A Fleet man has admitted his part in a multi-million credit card fraud.
Michael McKeon, 45, of Court Drive, Fleet, pleaded guilty at the eleventh hour to a £3 million credit card debt purchase fraud.
McKeon and John Metcalfe, 58, of Lodge Road in Chelmsford, changed their pleas on Monday (February 27) - the day their month-long trial was due to start at Chelmsford Crown Court.
Now they must wait to hear their fates as sentencing was adjourned until April.
The court was told the pair set up consumer and commercial credit card debt purchase schemes over nearly four years in which they fraudulently gained £3 million.
Both men were originally charged with conspiracy to defraud, which they denied.
But at Monday’s hearing they each entered guilty pleas to two offences.
The first states that between December 1 2010 and February 29 2012, they made false representations to Christopher Key about a consumer credit card debt purchase scheme which did not exist.
The charge says that they falsely stated Metcalfe had personally invested in the scheme; that McKeon was a partner in a consortium which bought and re-sold credit card debt from commercial banks and that McKeon would attend auctions to purchase such debt.
They also falsely stated that investments would be through Ganton House Investment, Newcote Investment and other third parties and that Ladbrokes and Victor Chandler were members of a consortium which was part of the scheme.
‘A very considerable fraud’
The second offence relates to making false representations between May 17 2011 and July 4 2013 to investors in a fraudulent commercial credit card debt purchase scheme.

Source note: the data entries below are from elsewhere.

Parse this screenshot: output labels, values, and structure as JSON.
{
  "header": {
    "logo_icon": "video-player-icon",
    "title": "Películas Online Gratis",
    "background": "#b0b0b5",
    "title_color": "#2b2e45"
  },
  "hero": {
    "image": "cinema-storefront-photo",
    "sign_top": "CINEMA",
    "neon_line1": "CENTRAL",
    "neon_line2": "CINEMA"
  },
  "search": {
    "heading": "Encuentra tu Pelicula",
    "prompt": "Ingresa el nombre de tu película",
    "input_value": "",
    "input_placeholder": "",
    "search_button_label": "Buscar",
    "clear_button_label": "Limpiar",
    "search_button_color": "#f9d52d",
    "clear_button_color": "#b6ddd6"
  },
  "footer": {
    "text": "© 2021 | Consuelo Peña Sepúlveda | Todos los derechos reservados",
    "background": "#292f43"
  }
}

The two defendants are said to have falsely stated that the consumer scheme funds would be re-applied to the commercial scheme and that the funds were needed to cover commercial debt purchase trials with insolvency practitioners, including Begbies Traynor and SPW.
They also stated that a debt collecting agency had been appointed and that a British Virgin Island company called Ellingham Global Ltd had been set up to facilitate investment.
Adjourning sentence until April 20, Judge Emma Peters said it was ‘a very considerable fraud’.
Both men were remanded on bail and told to surrender their passports.